Stone Edge Farm Estate Vineyards & Winery in Sonoma Valley, California, produces fine, organically grown wines. It is also a model of energy independence, thanks to a microgrid designed by a postdoctoral fellow from MIT.
Jorge Elizondo Martinez PhD ’16 installed the microgrid in 2014. Since then, its ongoing expansion has drawn 67 interns from 14 universities.
“Our microgrid generates and stores electricity from the sun,” says John (“Mac”) McQuown, founding owner of Stone Edge Farm. “We operate with a carbon footprint well below zero.”
When utilities suspended service during California’s 2019 wildfires, the microgrid kept Stone Edge Farm going, says Mac. “We were one of the few businesses in Sonoma Valley that still functioned normally during the shutdown.”
Now, with his gift to help launch the MIT Climate Grand Challenges, McQuown is turning to MIT for environmentally sound energy solutions that are applicable on a global scale.
The Climate Grand Challenges is engaging researchers across MIT in developing energy solutions that reduce the world’s carbon footprint.

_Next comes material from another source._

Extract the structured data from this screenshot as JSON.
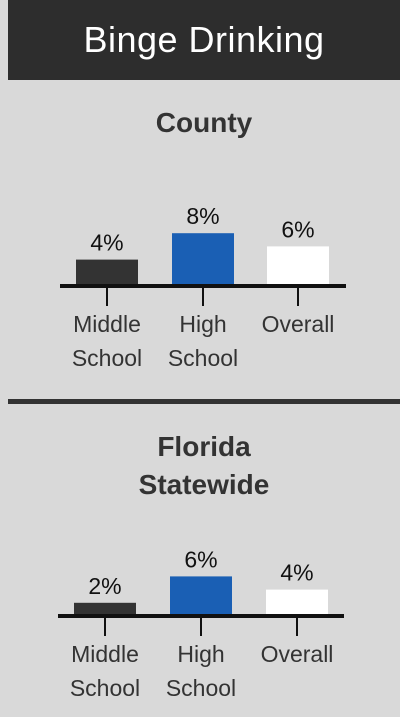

Faculty from MIT’s five schools and its Schwarzman College of Computing will select and fund five multiyear projects with the potential for rapid, large-scale adoption and impact.

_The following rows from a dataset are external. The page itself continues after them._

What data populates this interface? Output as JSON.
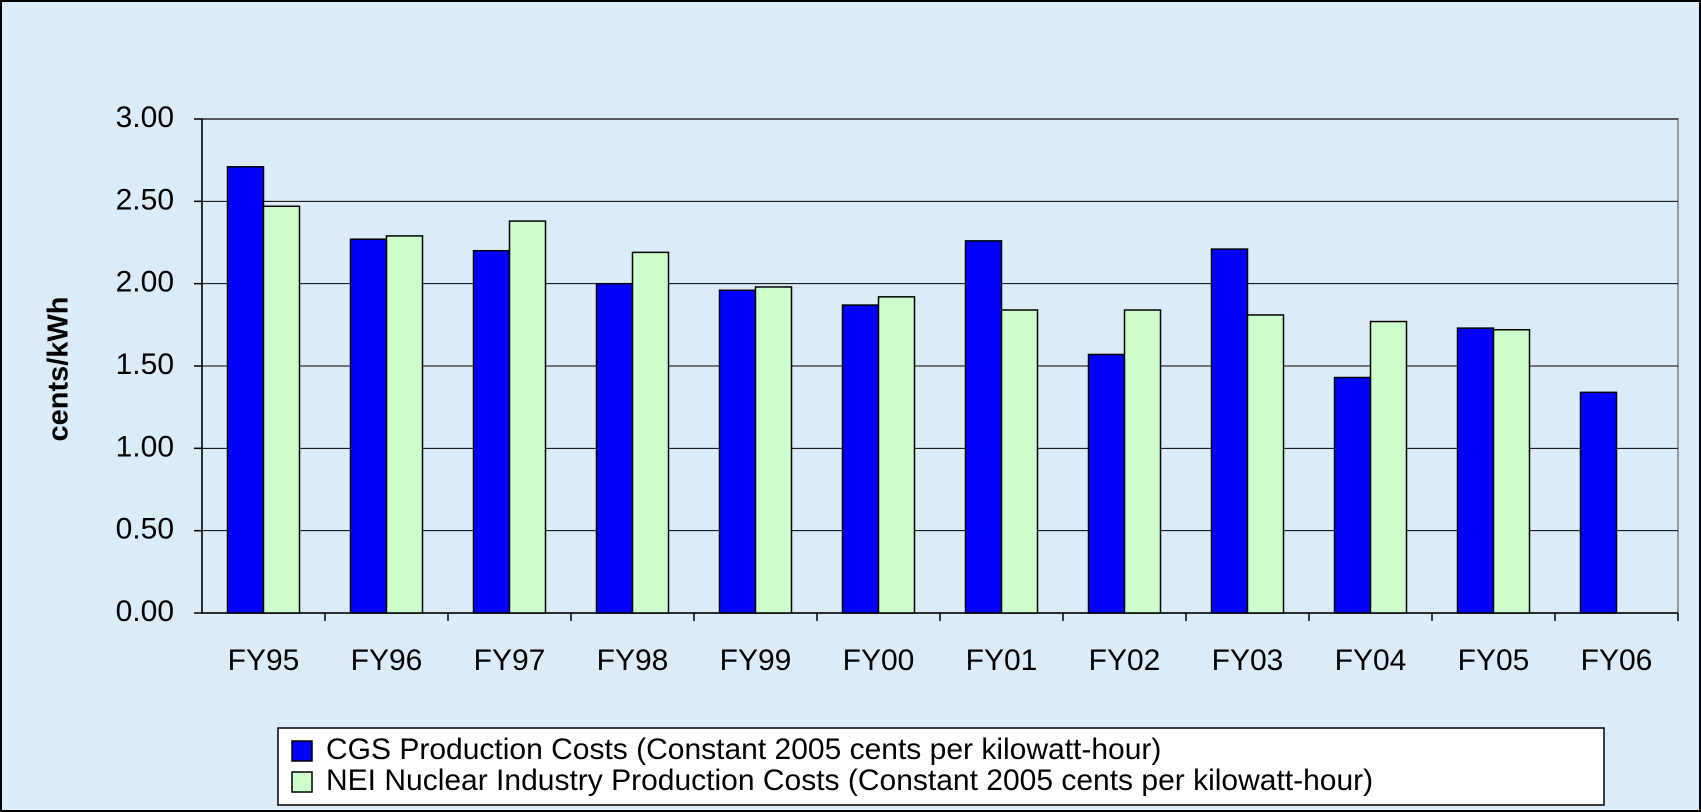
{
  "chart_data": {
    "type": "bar",
    "y_label": "cents/kWh",
    "categories": [
      "FY95",
      "FY96",
      "FY97",
      "FY98",
      "FY99",
      "FY00",
      "FY01",
      "FY02",
      "FY03",
      "FY04",
      "FY05",
      "FY06"
    ],
    "series": [
      {
        "name": "CGS Production Costs (Constant 2005 cents per kilowatt-hour)",
        "color": "#0000ff",
        "values": [
          2.71,
          2.27,
          2.2,
          2.0,
          1.96,
          1.87,
          2.26,
          1.57,
          2.21,
          1.43,
          1.73,
          1.34
        ]
      },
      {
        "name": "NEI Nuclear Industry Production Costs (Constant 2005 cents per kilowatt-hour)",
        "color": "#ccffcc",
        "values": [
          2.47,
          2.29,
          2.38,
          2.19,
          1.98,
          1.92,
          1.84,
          1.84,
          1.81,
          1.77,
          1.72,
          null
        ]
      }
    ],
    "ylim": [
      0,
      3
    ],
    "yticks": [
      {
        "value": 0,
        "label": "0.00"
      },
      {
        "value": 0.5,
        "label": "0.50"
      },
      {
        "value": 1,
        "label": "1.00"
      },
      {
        "value": 1.5,
        "label": "1.50"
      },
      {
        "value": 2,
        "label": "2.00"
      },
      {
        "value": 2.5,
        "label": "2.50"
      },
      {
        "value": 3,
        "label": "3.00"
      }
    ],
    "grid": true,
    "legend": "bottom"
  }
}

Among its faculty leaders is Associate Provost and Japan Steel Industry Professor Richard K. Lester PhD ’80, who introduced Martinez to McQuown.
“I’m betting on MIT,” says McQuown, who helped pioneer the first equity index funds during his early career at Wells Fargo and later founded several financial services companies. “This initiative will move us forward in both learning and action.”

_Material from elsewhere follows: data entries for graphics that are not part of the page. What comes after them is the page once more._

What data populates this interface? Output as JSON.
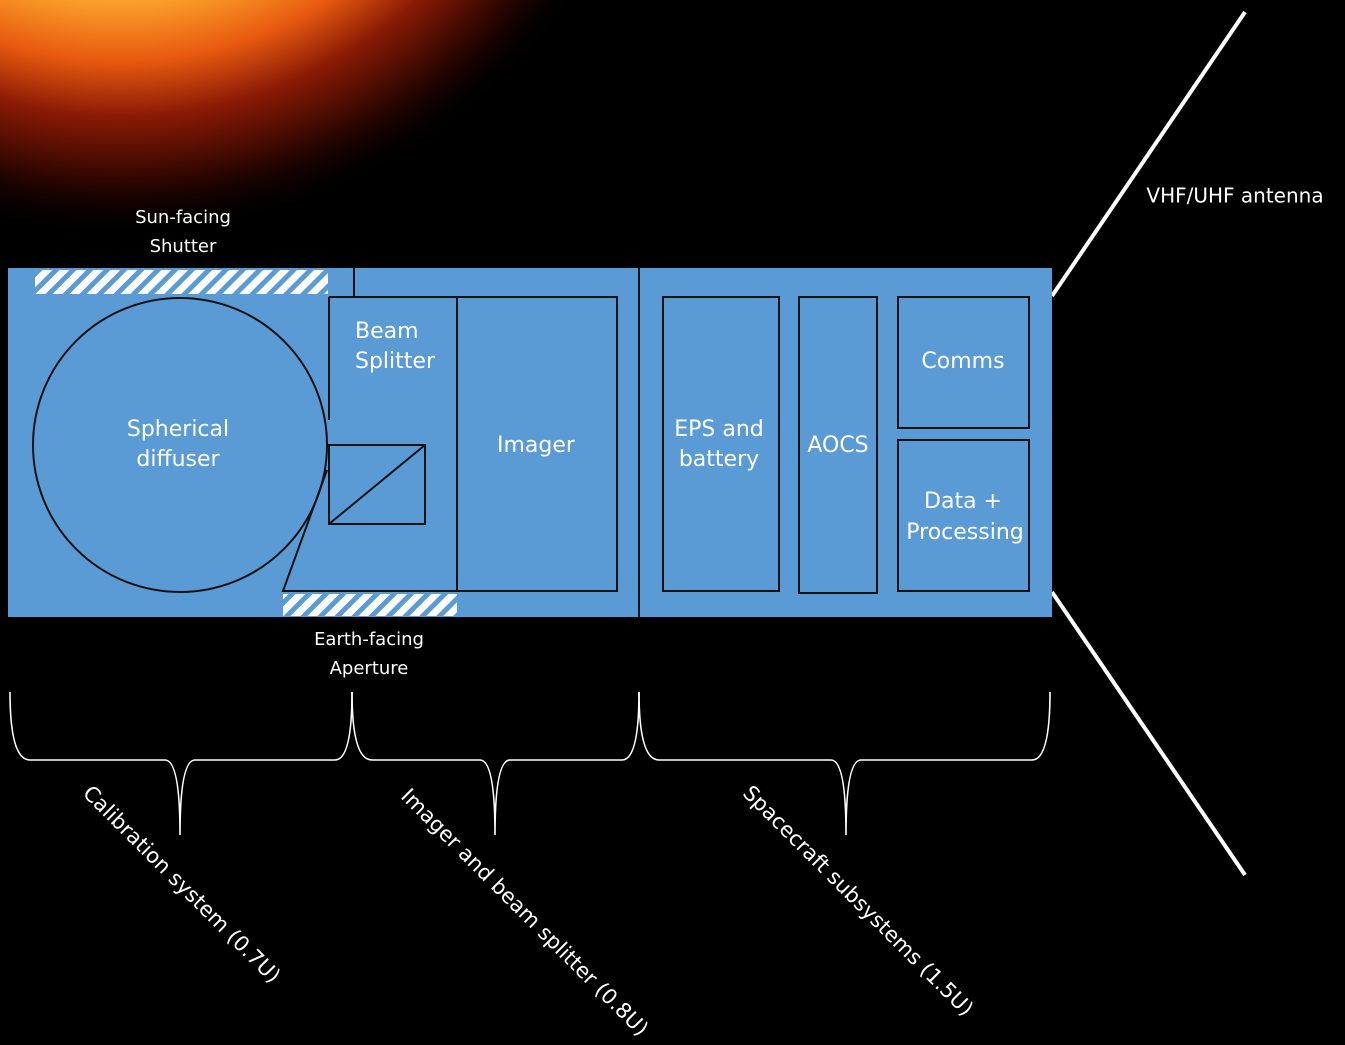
{
  "antenna": {
    "label": "VHF/UHF antenna"
  },
  "shutter": {
    "lines": [
      "Sun-facing",
      "Shutter"
    ]
  },
  "aperture": {
    "lines": [
      "Earth-facing",
      "Aperture"
    ]
  },
  "diffuser": {
    "lines": [
      "Spherical",
      "diffuser"
    ]
  },
  "beam_splitter": {
    "lines": [
      "Beam",
      "Splitter"
    ]
  },
  "imager": {
    "label": "Imager"
  },
  "eps": {
    "lines": [
      "EPS and",
      "battery"
    ]
  },
  "aocs": {
    "label": "AOCS"
  },
  "comms": {
    "label": "Comms"
  },
  "data_processing": {
    "lines": [
      "Data +",
      "Processing"
    ]
  },
  "sections": [
    {
      "label": "Calibration system (0.7U)"
    },
    {
      "label": "Imager and beam splitter (0.8U)"
    },
    {
      "label": "Spacecraft subsystems (1.5U)"
    }
  ]
}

“We all need to do our part to help.”
Ask Bill Vanderson ’99, MNG ’00 why he and his wife, Christina Gehrke ’99, support the MIT Energy Initiative (MITEI), and he’ll say it’s because MITEI is working to meet global energy needs while mitigating climate change.
“It’s very important to put resources toward the science of overcoming climate change,” says Vanderson, a development lead at Hudson River Trading. “This is a super-important problem for humanity. We all need to do our part to help.”
As part of the annual MIT Alumni Association 24-Hour Challenge this spring, Vanderson and Gehrke matched gifts made to MITEI dollar for dollar. “MIT is among a handful of universities in the world at the forefront of addressing challenges presented by climate change,” Vanderson says. “You think about solar cells, about fusion: MIT is ahead in a lot of those areas. There’s an excitement to that.”
This was the second year they’ve issued a matching challenge on behalf of MITEI; also, they served as class challengers during the MIT 24-Hour Challenge on the occasion of their 20th Reunion in 2019. In addition, the couple support the MIT Refugee Hub, an effort to develop global education programs for underserved communities.
The Institute is close to their hearts. “MIT has given us this great group of friends,” says Vanderson, noting that he and his wife met at Baker House and still have 30 to 40 friends from that era. “MIT has given us a lot.”
“We don’t have any choice but to get it right.”
“Human beings must organize ourselves better and faster if we want to keep global warming under one-and-a-half degrees,” says entrepreneur, investor, and climate activist Michael Sonnenfeldt ’77, SM ’78. Sonnenfeldt, who is founder and chairman of the investment network TIGER 21, believes that “MIT has an absolutely unique standing from which to make an extraordinary impact” in climate action. He is particularly interested in the work of the MIT Sloan Sustainability Initiative and its Climate Pathways Project, which he supports as a donor and as cochair.
“I’ve been an investor and deeply involved in alternative energy for 30 years, but for the last 15 years I have been all climate, all the time.” The Climate Pathways Project, which works to accelerate the adoption of evidence-based climate policy, is an opportunity to introduce modeling tools such as En-ROADS to key decision makers and to bring MIT’s credibility to climate discussions, he says. Sonnenfeldt is also proud to be adding talented Sloan graduates to the sustainable investing team of his company MUUS Climate Partners.
“Being an MIT undergrad and a Sloan graduate are defining attributes of my life,” says Sonnenfeldt, who encourages others to join him in championing MIT’s climate action. “The decisions we make in the next decade will be among the most consequential in human history, and we don’t have any choice but to get it right.”